On April 3, 2011, two Kinesiology majors, Joe Ricci and Danielle Morrison, and our senior project team met with John Lawson. John Lawson is a bilateral arm amputee who lost his arms in an electrical accident. The doctors tried to save his right hand but ended up having to cut it off. His left amputation is about two to three inches below the elbow and his right amputation is about two to three inches above the wrist. He can create a fair amount of rotation with his right arm but none with his left. John lives in Ohio and comes to California often for acting jobs. He likes to come to San Luis Obispo for the Amp Surf organization. He seems very excited to give us insight on our designs.

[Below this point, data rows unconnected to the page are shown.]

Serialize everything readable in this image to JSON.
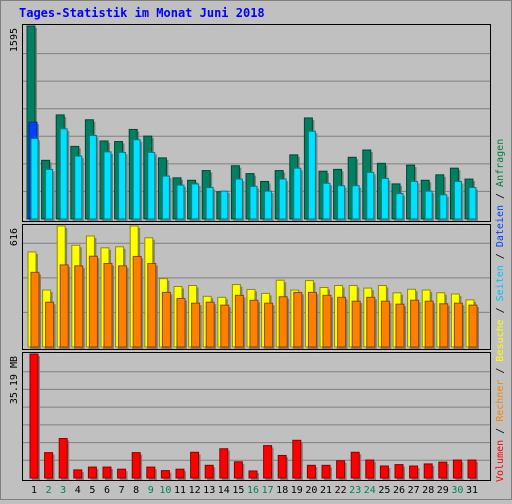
{
  "title": "Tages-Statistik im Monat Juni 2018",
  "legend": [
    {
      "label": "Anfragen",
      "color": "#008040"
    },
    {
      "label": "Dateien",
      "color": "#0040ff"
    },
    {
      "label": "Seiten",
      "color": "#00c0ff"
    },
    {
      "label": "Besuche",
      "color": "#ffff00"
    },
    {
      "label": "Rechner",
      "color": "#ff8000"
    },
    {
      "label": "Volumen",
      "color": "#ff0000"
    }
  ],
  "separator": "/",
  "colors": {
    "background": "#c0c0c0",
    "frame": "#000000",
    "gridline": "#808080",
    "title": "#0000ff",
    "weekend_label": "#00805c",
    "anfragen": "#008060",
    "dateien": "#0040ff",
    "seiten": "#00e0ff",
    "besuche": "#ffff00",
    "rechner": "#ff8000",
    "volumen": "#ff0000"
  },
  "chart_data": [
    {
      "type": "bar",
      "title": "Tages-Statistik im Monat Juni 2018",
      "ylabel": "1595",
      "ylim": [
        0,
        1595
      ],
      "grid": true,
      "categories": [
        "1",
        "2",
        "3",
        "4",
        "5",
        "6",
        "7",
        "8",
        "9",
        "10",
        "11",
        "12",
        "13",
        "14",
        "15",
        "16",
        "17",
        "18",
        "19",
        "20",
        "21",
        "22",
        "23",
        "24",
        "25",
        "26",
        "27",
        "28",
        "29",
        "30",
        "31"
      ],
      "weekend_days": [
        "2",
        "3",
        "9",
        "10",
        "16",
        "17",
        "23",
        "24",
        "30"
      ],
      "series": [
        {
          "name": "Anfragen",
          "values": [
            1595,
            485,
            860,
            600,
            820,
            645,
            640,
            740,
            685,
            505,
            340,
            320,
            400,
            225,
            440,
            375,
            310,
            400,
            530,
            835,
            395,
            410,
            510,
            570,
            460,
            290,
            445,
            320,
            365,
            420,
            330
          ]
        },
        {
          "name": "Dateien",
          "values": [
            800,
            0,
            0,
            0,
            0,
            0,
            0,
            0,
            0,
            0,
            0,
            0,
            0,
            0,
            0,
            0,
            0,
            0,
            0,
            0,
            0,
            0,
            0,
            0,
            0,
            0,
            0,
            0,
            0,
            0,
            0
          ]
        },
        {
          "name": "Seiten",
          "values": [
            665,
            410,
            745,
            520,
            690,
            555,
            550,
            655,
            550,
            355,
            280,
            290,
            260,
            230,
            330,
            270,
            230,
            330,
            420,
            725,
            295,
            275,
            275,
            385,
            335,
            210,
            310,
            230,
            200,
            310,
            260
          ]
        }
      ]
    },
    {
      "type": "bar",
      "ylabel": "616",
      "ylim": [
        0,
        616
      ],
      "grid": true,
      "categories": [
        "1",
        "2",
        "3",
        "4",
        "5",
        "6",
        "7",
        "8",
        "9",
        "10",
        "11",
        "12",
        "13",
        "14",
        "15",
        "16",
        "17",
        "18",
        "19",
        "20",
        "21",
        "22",
        "23",
        "24",
        "25",
        "26",
        "27",
        "28",
        "29",
        "30",
        "31"
      ],
      "series": [
        {
          "name": "Besuche",
          "values": [
            484,
            290,
            616,
            518,
            565,
            505,
            510,
            616,
            556,
            348,
            308,
            313,
            258,
            253,
            318,
            293,
            273,
            340,
            290,
            338,
            303,
            313,
            313,
            300,
            313,
            276,
            294,
            290,
            276,
            270,
            240
          ]
        },
        {
          "name": "Rechner",
          "values": [
            380,
            228,
            418,
            413,
            462,
            425,
            413,
            461,
            425,
            278,
            247,
            223,
            228,
            213,
            263,
            238,
            223,
            256,
            278,
            278,
            263,
            253,
            233,
            253,
            233,
            218,
            238,
            233,
            220,
            223,
            213
          ]
        }
      ]
    },
    {
      "type": "bar",
      "ylabel": "35.19 MB",
      "ylim": [
        0,
        35.19
      ],
      "grid": true,
      "categories": [
        "1",
        "2",
        "3",
        "4",
        "5",
        "6",
        "7",
        "8",
        "9",
        "10",
        "11",
        "12",
        "13",
        "14",
        "15",
        "16",
        "17",
        "18",
        "19",
        "20",
        "21",
        "22",
        "23",
        "24",
        "25",
        "26",
        "27",
        "28",
        "29",
        "30",
        "31"
      ],
      "series": [
        {
          "name": "Volumen",
          "values": [
            35.19,
            7.2,
            11.2,
            2.3,
            3.1,
            3.1,
            2.5,
            7.2,
            3.1,
            2.1,
            2.5,
            7.3,
            3.6,
            8.3,
            4.6,
            2.0,
            9.2,
            6.4,
            10.7,
            3.6,
            3.6,
            4.9,
            7.3,
            5.1,
            3.4,
            3.8,
            3.4,
            4.0,
            4.5,
            5.1,
            5.1
          ]
        }
      ]
    }
  ]
}
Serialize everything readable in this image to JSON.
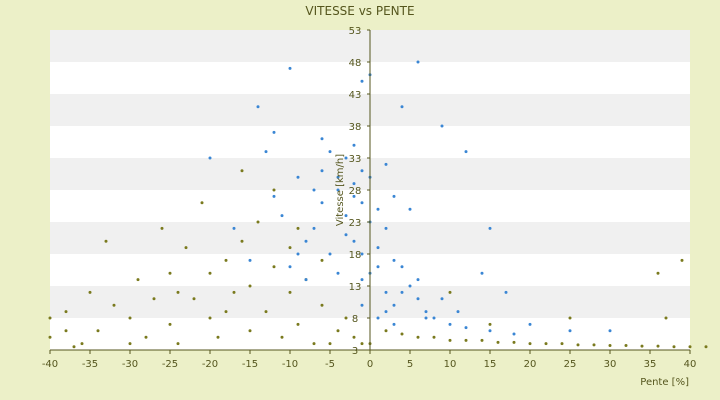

He used to play golf with his brother and made a makeshift golf attachment. The golf attachment is very simple; every club has a pin glued on the shaft which then goes on to a block. The club can freely rotate 90 degrees around the pin. This design only allows movement in one degree of freedom. A sketch of his design is shown in Figure 8. John uses hooks on both of his prosthetic arms which are operated by shoulder movements. When John shrugs his shoulders he applies tension on the cable which is connected to a lever. The lever will open and close the hook. The hook is forced closed by many castration bands which give the hook a strong gripping force. John Lawson’s hooks have about 20 pounds gripping force which is much higher than the average hook. This is due to the increased number of castration bands applied to John’s hooks.
While removing his hooks, John first showed us how to remove the cable from the lever. Then he unscrews the hook. To put it back on, he places a washer on top of the threaded hole and then attempts to screw his hook back on. Each time he tried to screw it back on, the washer would fall on the ground. Ryan ended up helping him put it back on. This made us realize that it is unrealistic to make the amputees remove their hooks in the middle of a round of golf. It would take too long and it would require assistance.
John demonstrated to us that if he were to swing a golf club, the motion of the golf swing would inadvertently cause his left hook to open. John is not an avid golfer so it is unknown if that happens to all golfers who use cable assisted prosthetics. However, knowing this we are going to have to design a product that ensures that the golfer will not let go of the club accidentally during the golf swing. An interesting point to note is that John can easily detach the cable from the lever of his left prosthetic arm, which then permanently prevents his left hook from opening until the cable is reattached.
When asked if he would rather have a product that allows complete independent use or a product that looks like a natural golf swing, he said without hesitation that he would rather have a product that allows complete independence of use.
John said the hardest part of golf is teeing up the golf ball. He has to pick up both tee and ball at the same time and delicately place it in the ground. John said that the easiest part of golf is the short game and putting.
John is planning on coming back to California in May to help us further develop our prototypes.